Legislative Assembly for the ACT: 2010 Week 14 Hansard (9 December) . . Page.. 6043..
Thursday, 9 December 2010
MR SPEAKER (Mr Rattenbury) took the chair at 10 am and asked members to stand in silence and pray or reflect on their responsibilities to the people of the Australian Capital Territory.
Public Sector Management Amendment Bill 2010
Mr Stanhope, Pursuant to notice, presented the bill, its explanatory statement and a Human Rights Act compatibility statement.
Title read by Clerk.
MR STANHOPE (Ginninderra—Chief Minister, Minister for Transport, Minister for Territory and Municipal Services, Minister for Business and Economic Development, Minister for Land and Property Services, Minister for Aboriginal and Torres Strait Islander Affairs and Minister for the Arts and Heritage) (10.02): I move:
That this bill be agreed to in principle.
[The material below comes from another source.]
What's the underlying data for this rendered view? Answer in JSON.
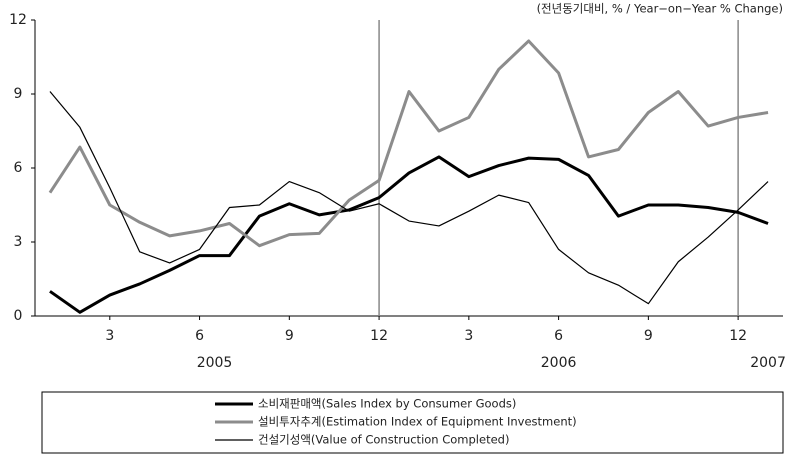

I am pleased to introduce the Public Sector Management Amendment Bill 2010. This bill is designed to achieve a number of things. Some of them are simply procedural, reflecting the passage of time and the need for the act to remain consistent with other pieces of legislation, particularly commonwealth legislation.
Some of the amendments are designed to reflect the movement of particular entitlements out of the legislative arena and into workplace agreements. But there are also elements to this bill that go to the heart of the government's determination to build a stronger and better public service, a more representative public service, a fairer and more respectful public service, better attuned to the community's needs and better able to meet those needs.
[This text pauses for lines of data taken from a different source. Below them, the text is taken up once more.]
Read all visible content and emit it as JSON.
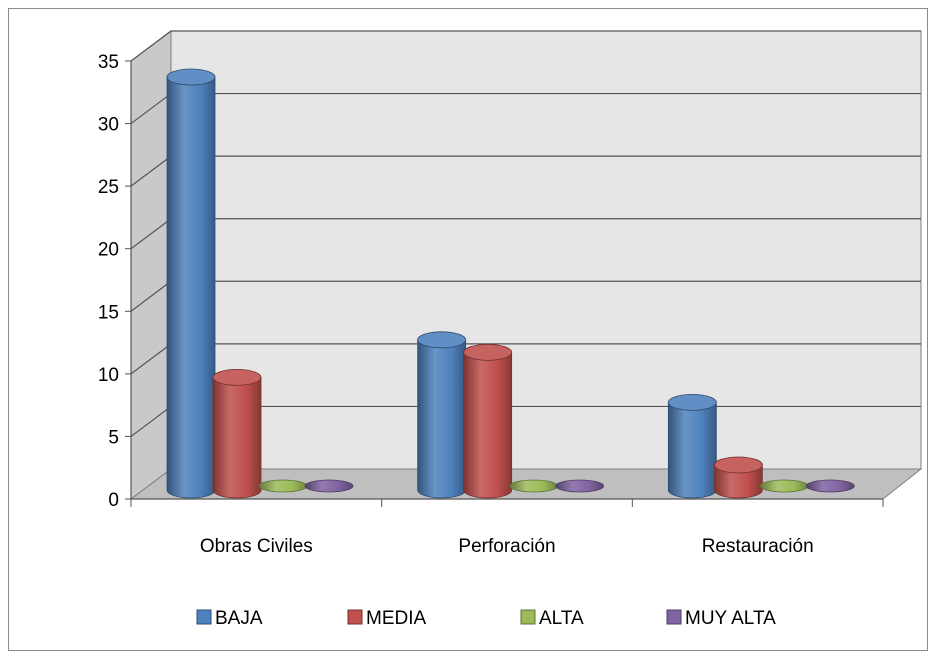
{
  "chart_data": {
    "type": "bar",
    "categories": [
      "Obras Civiles",
      "Perforación",
      "Restauración"
    ],
    "series": [
      {
        "name": "BAJA",
        "values": [
          33,
          12,
          7
        ],
        "color": "#4f81bd"
      },
      {
        "name": "MEDIA",
        "values": [
          9,
          11,
          2
        ],
        "color": "#c0504d"
      },
      {
        "name": "ALTA",
        "values": [
          0,
          0,
          0
        ],
        "color": "#9bbb59"
      },
      {
        "name": "MUY ALTA",
        "values": [
          0,
          0,
          0
        ],
        "color": "#8064a2"
      }
    ],
    "yticks": [
      "0",
      "5",
      "10",
      "15",
      "20",
      "25",
      "30",
      "35"
    ],
    "ylim": [
      0,
      35
    ],
    "grid": true,
    "legend_position": "bottom",
    "style": "3d-cylinder",
    "wall_color": "#e6e6e6",
    "floor_color": "#bfbfbf"
  }
}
When I launched the ACT public service's respect, equity and diversity framework last week I announced my intention to amend the Public Sector Management Act in a bid to improve the representation within our service of Canberrans with disabilities and Aboriginal and Torres Strait Islander Canberrans. This amendment bill gives effect to that intention.
It amends the merit principle, enabling chief executives to nominate and dedicate particular positions within their departments or agencies to Indigenous officers or officers with a disability. The government is determined to boost the representation of these two groups of Canberrans in our public service.
To quote just one statistic, people with disabilities make up 16 per cent of our population, yet they currently occupy just 1.6 per cent of the jobs in the ACT public service. That clearly is not good enough. The government is currently preparing dedicated employment strategies for the ACT public service for both Aboriginal and Torres Strait Islanders and people with disabilities.